That is because you have a very specific view on what is "good". As you say, for Robbespierre, "good" was something entirely different. For Marx, also. For Ayatollah Khomeini, again it was something else, and for the Pope, it is still something different. It is because you have already assigned pre-determined values of goodness to certain concepts (freedom for instance) that these induce you to make those value statements.That would be the dogma of the mob (or perhaps Robespierre), not a constitutional democracy. C'mon that has a hole a mile wide and centuries of history posting warning signs en-route to the hole. Slavery was once considered a good for the majority. There are certain basic human freedoms that the majority, even in unanimity, does not have the right to infringe. Perhaps the state has the power, granted by the people, to in act very restrictive velvet glove labor laws, but lets not pretend that the state does not simultaneously reduce the liberty of others by doing so.
Total absence of liberty could be seen as something good in a certain doctrine, so anything that would grant liberty to individuals would be something to be suppressed and fought.
Our western democracies seem to have a common set of values, but in the details they differ, and there's no way to say that one view is "better" than the other, simply because they are different weight functions for what "better" means in the first place.
It is as if you wanted to assign probabilities to different probability measures.
And it is in that light that one needs to see the different attitudes towards things like the free market. Proponents of a totally free market claim that it is the "best" because it generates wealth, it is supposed to have some "fairness" in it (you get what you deserve), it respects certain forms of freedom (freedom to undertake) etc...

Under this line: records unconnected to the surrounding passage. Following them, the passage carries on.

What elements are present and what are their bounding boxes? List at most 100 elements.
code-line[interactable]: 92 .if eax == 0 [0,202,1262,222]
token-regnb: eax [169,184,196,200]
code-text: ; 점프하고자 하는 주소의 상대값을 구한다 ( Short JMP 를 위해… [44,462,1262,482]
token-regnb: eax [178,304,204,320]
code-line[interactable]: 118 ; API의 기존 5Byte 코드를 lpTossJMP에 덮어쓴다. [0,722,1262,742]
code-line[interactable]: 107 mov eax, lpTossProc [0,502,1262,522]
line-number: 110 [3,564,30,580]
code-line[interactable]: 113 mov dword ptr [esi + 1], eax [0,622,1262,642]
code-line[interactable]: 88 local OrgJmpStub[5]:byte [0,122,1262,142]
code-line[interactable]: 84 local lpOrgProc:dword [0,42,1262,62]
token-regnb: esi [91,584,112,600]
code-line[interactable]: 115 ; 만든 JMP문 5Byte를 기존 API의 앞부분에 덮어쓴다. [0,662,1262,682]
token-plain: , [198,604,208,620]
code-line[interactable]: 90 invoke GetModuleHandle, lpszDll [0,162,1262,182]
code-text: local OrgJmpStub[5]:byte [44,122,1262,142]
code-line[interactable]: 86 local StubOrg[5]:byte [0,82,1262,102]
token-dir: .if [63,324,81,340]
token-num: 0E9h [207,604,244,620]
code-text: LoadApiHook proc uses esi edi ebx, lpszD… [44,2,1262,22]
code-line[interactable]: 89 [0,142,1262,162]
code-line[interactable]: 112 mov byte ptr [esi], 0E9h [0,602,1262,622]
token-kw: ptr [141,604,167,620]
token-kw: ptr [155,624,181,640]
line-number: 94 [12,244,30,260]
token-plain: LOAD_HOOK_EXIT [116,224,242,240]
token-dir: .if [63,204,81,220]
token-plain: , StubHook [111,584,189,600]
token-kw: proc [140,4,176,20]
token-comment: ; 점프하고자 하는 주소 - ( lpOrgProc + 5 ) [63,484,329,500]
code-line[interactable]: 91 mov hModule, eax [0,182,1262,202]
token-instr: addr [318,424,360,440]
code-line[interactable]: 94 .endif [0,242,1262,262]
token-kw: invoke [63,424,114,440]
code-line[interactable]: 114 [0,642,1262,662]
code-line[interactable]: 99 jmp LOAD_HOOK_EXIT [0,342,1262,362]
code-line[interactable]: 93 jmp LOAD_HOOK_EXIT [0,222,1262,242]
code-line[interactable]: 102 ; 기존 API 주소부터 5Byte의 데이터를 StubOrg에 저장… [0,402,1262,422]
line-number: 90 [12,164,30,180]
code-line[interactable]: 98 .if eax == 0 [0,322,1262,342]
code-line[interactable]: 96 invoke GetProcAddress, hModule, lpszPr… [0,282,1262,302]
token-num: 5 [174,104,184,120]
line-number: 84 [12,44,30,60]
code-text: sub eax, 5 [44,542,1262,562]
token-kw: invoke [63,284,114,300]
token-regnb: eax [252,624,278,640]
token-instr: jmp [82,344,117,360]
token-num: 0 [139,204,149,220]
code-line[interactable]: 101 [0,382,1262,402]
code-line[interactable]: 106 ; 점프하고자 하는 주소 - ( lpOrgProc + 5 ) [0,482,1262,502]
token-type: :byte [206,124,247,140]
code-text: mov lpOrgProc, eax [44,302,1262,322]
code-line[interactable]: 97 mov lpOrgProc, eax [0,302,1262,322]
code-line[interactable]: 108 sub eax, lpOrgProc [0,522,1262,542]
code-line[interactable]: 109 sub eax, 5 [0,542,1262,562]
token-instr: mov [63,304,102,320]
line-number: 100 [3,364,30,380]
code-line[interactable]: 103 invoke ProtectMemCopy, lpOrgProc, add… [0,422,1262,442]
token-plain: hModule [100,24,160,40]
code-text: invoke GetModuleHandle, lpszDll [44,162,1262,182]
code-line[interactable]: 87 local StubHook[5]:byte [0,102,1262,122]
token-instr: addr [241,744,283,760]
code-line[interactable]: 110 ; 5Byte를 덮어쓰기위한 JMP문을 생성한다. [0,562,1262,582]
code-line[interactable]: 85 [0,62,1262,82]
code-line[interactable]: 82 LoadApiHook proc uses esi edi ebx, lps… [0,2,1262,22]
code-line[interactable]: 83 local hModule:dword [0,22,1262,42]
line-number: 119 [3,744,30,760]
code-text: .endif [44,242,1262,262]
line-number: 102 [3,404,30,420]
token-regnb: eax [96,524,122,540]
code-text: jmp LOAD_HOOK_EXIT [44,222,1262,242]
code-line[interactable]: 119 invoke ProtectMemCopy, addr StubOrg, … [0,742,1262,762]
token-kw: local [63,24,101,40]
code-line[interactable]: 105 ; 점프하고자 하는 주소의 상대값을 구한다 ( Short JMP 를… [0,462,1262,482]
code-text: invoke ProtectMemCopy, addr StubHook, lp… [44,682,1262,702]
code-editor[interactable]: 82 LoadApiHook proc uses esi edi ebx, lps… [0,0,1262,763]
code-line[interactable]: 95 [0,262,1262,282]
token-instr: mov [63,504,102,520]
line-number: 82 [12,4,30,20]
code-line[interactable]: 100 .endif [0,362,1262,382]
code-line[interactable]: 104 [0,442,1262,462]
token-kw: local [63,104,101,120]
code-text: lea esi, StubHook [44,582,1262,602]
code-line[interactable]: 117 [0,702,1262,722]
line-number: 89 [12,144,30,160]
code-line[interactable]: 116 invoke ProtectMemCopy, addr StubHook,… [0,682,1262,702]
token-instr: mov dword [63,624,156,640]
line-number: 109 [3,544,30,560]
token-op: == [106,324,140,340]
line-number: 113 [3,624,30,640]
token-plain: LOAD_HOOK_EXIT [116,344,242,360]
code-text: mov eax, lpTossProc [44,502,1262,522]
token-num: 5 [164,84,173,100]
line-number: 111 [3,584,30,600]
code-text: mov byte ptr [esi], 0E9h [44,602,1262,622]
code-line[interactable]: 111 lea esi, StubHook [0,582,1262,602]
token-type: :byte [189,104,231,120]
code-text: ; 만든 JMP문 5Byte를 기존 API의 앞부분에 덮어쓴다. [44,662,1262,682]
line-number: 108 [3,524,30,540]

But the answer to that is that those goals are not necessarily, in a given doctrine, seen as what is "the ultimate good". However, it is true that most doctrines in the West do put some positive value upon those aspects - wealth IS currently valued, fairness IS somehow seen as something that could be valuable, freedom to undertake IS seen as something that might be considered positive. So that's why most of these doctrines do promote some form of free market. But one shouldn't forget that that is just up to a point, an arbitrary choice of the moment, and that those values could be in competition with other values, which are NOT automatically instored by a totally free market, and for which then regulations are applied, to get more or less what one desires (or not, if one does it badly).
For instance, I could be of the opinion that the highest value is scolarly knowledge. That it doesn't matter what people have to eat (as long as it doesn't threaten their basic life functions for a certain part of them), that it doesn't matter what they feel or think. The only thing that matters is that scientific knowledge is advanced and known. Even if that means that 3/4 of the population has to live in terrible circumstances. "Good" = "theoretical science advances and is read and known". Well, the free market is not going to instore that automatically. Replace this with 'biblical knowledge' and we have the doctrine of the European Middle ages.